Lior Halperin is a 27-year old veteran of the Israeli Defense Force, and her censored Voices from Palestine exhibit was a final project for a class called, “The Arts of Building Peace.” The works in the show were created by Palestinian youths, and those paintings depicted the painful realities of life under military occupation. The most controversial artworks on display depicted a boy with an amputated leg, a dove perched on barbed wire, and a bulldozer threatening a girl lying in a pool of blood. On May 4th, some 100 people, many of them students at Brandeis, staged a protest against the closing of the exhibit – despite this, the censorship at Brandeis has received little attention from the art world blogoshere.
Contrast this lack of interest to the explosion of outrage over the censorship of an exhibition mounted by Brooklyn College art students.
The Brooklyn Parks Commission closed an exhibit in a city-owned building after complaints from the public regarding the show’s content. Several blogs have taken up the censorship of the graduate students at Brooklyn College as a cause celeb, the New York Times wrote a major article on the suppression of the exhibit, and the students themselves have set up a web log to present their case to the world.
Some of the works on display at the War Memorial Building contained sexually explicit images, like the minimalist but confrontational watercolors of Carl Ferrero depicting graphic gay sexuality, and the sculptures of penises by Augusto Marin. Performance artist Marni Kotak recreated an elementary school classroom – replete with a live rat in a glass enclosure. According to the New York Times, the show also “included a video with sexual overtones in which women are dressed as nuns.” The War Memorial Building comes under the jurisdiction of the Brooklyn Parks Commission, which ordered the closing of the show because it was in violation of an agreement the parks commission has with the college that “all exhibits remain family friendly.”
Obviously, artists have the perfect right to create and exhibit whatever they please, but examine Carl Ferrero’s watercolors and then tell me they should be openly displayed in a public place where children can see them. The college issued a statement that it supports the student’s artistic freedoms and that the show would be moved to a campus location.
The controversy at Brooklyn Art College would really be nothing more than a tempest in a teapot if it were not for the fact that it represents what is being taught in art schools today. As one protesting student quoted by the New York Times put it, “There’s no better way to bequeath street cred to a bunch of people who are about to enter the art world than to deem their work officially avant-garde by saying it’s too risqué for the public.” I’d like to add stupid, pointless and ugly to that list of qualifications.

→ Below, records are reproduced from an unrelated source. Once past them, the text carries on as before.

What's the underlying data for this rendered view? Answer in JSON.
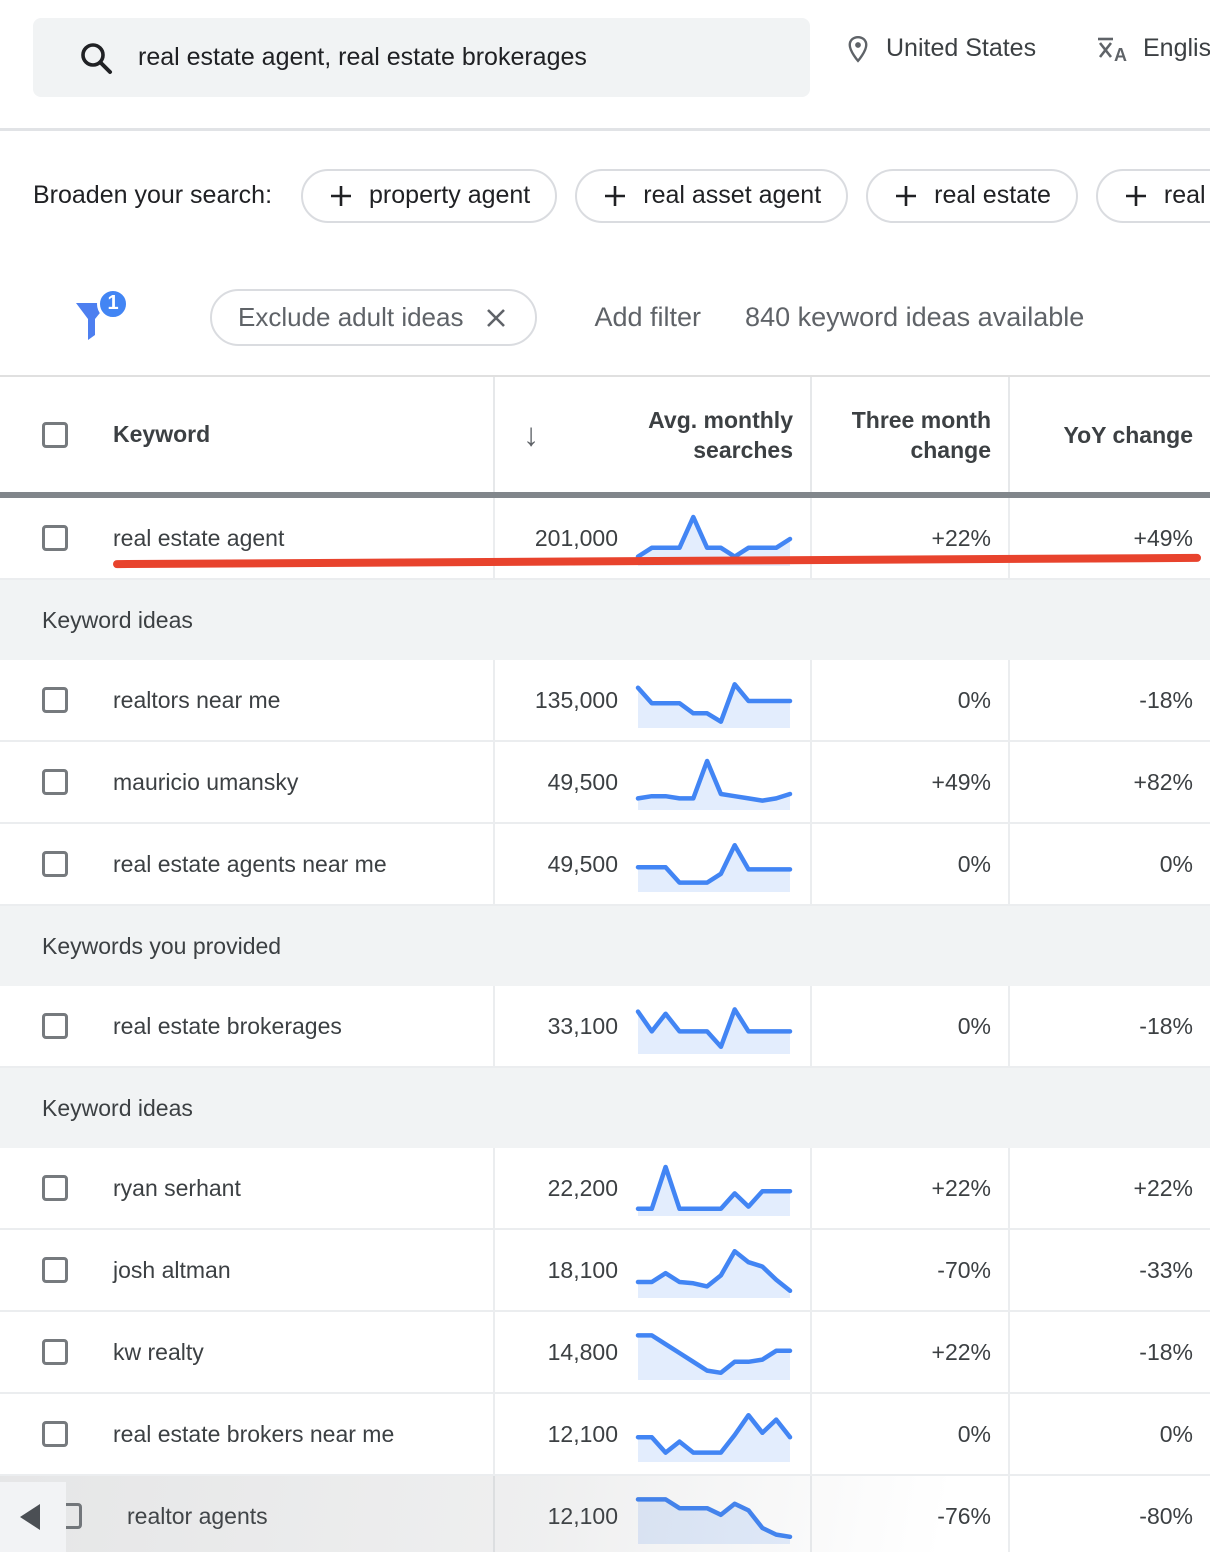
{
  "search": {
    "query": "real estate agent, real estate brokerages",
    "location": "United States",
    "language": "English"
  },
  "broaden": {
    "label": "Broaden your search:",
    "chips": [
      "property agent",
      "real asset agent",
      "real estate",
      "real es"
    ]
  },
  "filterbar": {
    "badge_count": "1",
    "active_filter": "Exclude adult ideas",
    "add_filter_label": "Add filter",
    "count_text": "840 keyword ideas available"
  },
  "table": {
    "headers": {
      "keyword": "Keyword",
      "avg_monthly_searches": "Avg. monthly searches",
      "three_month_change": "Three month change",
      "yoy_change": "YoY change"
    },
    "rows": [
      {
        "type": "data",
        "keyword": "real estate agent",
        "searches": "201,000",
        "three_month": "+22%",
        "yoy": "+49%",
        "trend": [
          1,
          3,
          3,
          3,
          10,
          3,
          3,
          1,
          3,
          3,
          3,
          5
        ],
        "annotated": true
      },
      {
        "type": "section",
        "label": "Keyword ideas"
      },
      {
        "type": "data",
        "keyword": "realtors near me",
        "searches": "135,000",
        "three_month": "0%",
        "yoy": "-18%",
        "trend": [
          8,
          4.5,
          4.5,
          4.5,
          2.2,
          2.2,
          0.3,
          8.8,
          5,
          5,
          5,
          5
        ]
      },
      {
        "type": "data",
        "keyword": "mauricio umansky",
        "searches": "49,500",
        "three_month": "+49%",
        "yoy": "+82%",
        "trend": [
          1.5,
          2,
          2,
          1.5,
          1.5,
          10,
          2.5,
          2,
          1.5,
          1,
          1.5,
          2.5
        ]
      },
      {
        "type": "data",
        "keyword": "real estate agents near me",
        "searches": "49,500",
        "three_month": "0%",
        "yoy": "0%",
        "trend": [
          4.5,
          4.5,
          4.5,
          1,
          1,
          1,
          3,
          9.5,
          4,
          4,
          4,
          4
        ]
      },
      {
        "type": "section",
        "label": "Keywords you provided"
      },
      {
        "type": "data",
        "keyword": "real estate brokerages",
        "searches": "33,100",
        "three_month": "0%",
        "yoy": "-18%",
        "trend": [
          8.5,
          4,
          8,
          4,
          4,
          4,
          0.5,
          9,
          4,
          4,
          4,
          4
        ]
      },
      {
        "type": "section",
        "label": "Keyword ideas"
      },
      {
        "type": "data",
        "keyword": "ryan serhant",
        "searches": "22,200",
        "three_month": "+22%",
        "yoy": "+22%",
        "trend": [
          0.5,
          0.5,
          10,
          0.5,
          0.5,
          0.5,
          0.5,
          4,
          1,
          4.5,
          4.5,
          4.5
        ]
      },
      {
        "type": "data",
        "keyword": "josh altman",
        "searches": "18,100",
        "three_month": "-70%",
        "yoy": "-33%",
        "trend": [
          2.5,
          2.5,
          4.5,
          2.5,
          2.2,
          1.5,
          4,
          9.5,
          7,
          6,
          3,
          0.5
        ]
      },
      {
        "type": "data",
        "keyword": "kw realty",
        "searches": "14,800",
        "three_month": "+22%",
        "yoy": "-18%",
        "trend": [
          9,
          9,
          7,
          5,
          3,
          1,
          0.5,
          3,
          3,
          3.5,
          5.5,
          5.5
        ]
      },
      {
        "type": "data",
        "keyword": "real estate brokers near me",
        "searches": "12,100",
        "three_month": "0%",
        "yoy": "0%",
        "trend": [
          4.5,
          4.5,
          1,
          3.5,
          1,
          1,
          1,
          5,
          9.5,
          5.5,
          8.5,
          4.5
        ]
      },
      {
        "type": "data",
        "keyword": "realtor agents",
        "searches": "12,100",
        "three_month": "-76%",
        "yoy": "-80%",
        "trend": [
          9,
          9,
          9,
          7,
          7,
          7,
          5.5,
          8,
          6.5,
          2.5,
          1,
          0.5
        ],
        "partially_obscured": true
      }
    ]
  },
  "colors": {
    "spark_line": "#4285f4",
    "spark_fill": "#e3edfd",
    "annotation_red": "#e8432d",
    "badge_blue": "#4285f4",
    "funnel_blue": "#4d7ff0"
  }
}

I’m no stranger to controversy, and I enthusiastically back artists who defy the status quo, but there IS a difference between those proclaimed to be “officially avant-garde” and an authentic avant-garde. The entire raison d’etre of an avant-garde is to attack and overthrow the establishment – but nowadays the “shock jocks” of the art world who have abandoned formal drawing and painting in favor of the conceptual ARE the establishment.
When the pattern set by elite institutions offers nothing but a race to the bottom of mediocrity, what then is the future of art? In today’s art schools you can earn a degree by pursuing the latest controversial gimmick, guaranteeing entry into the art world… that’s a system that needs toppling.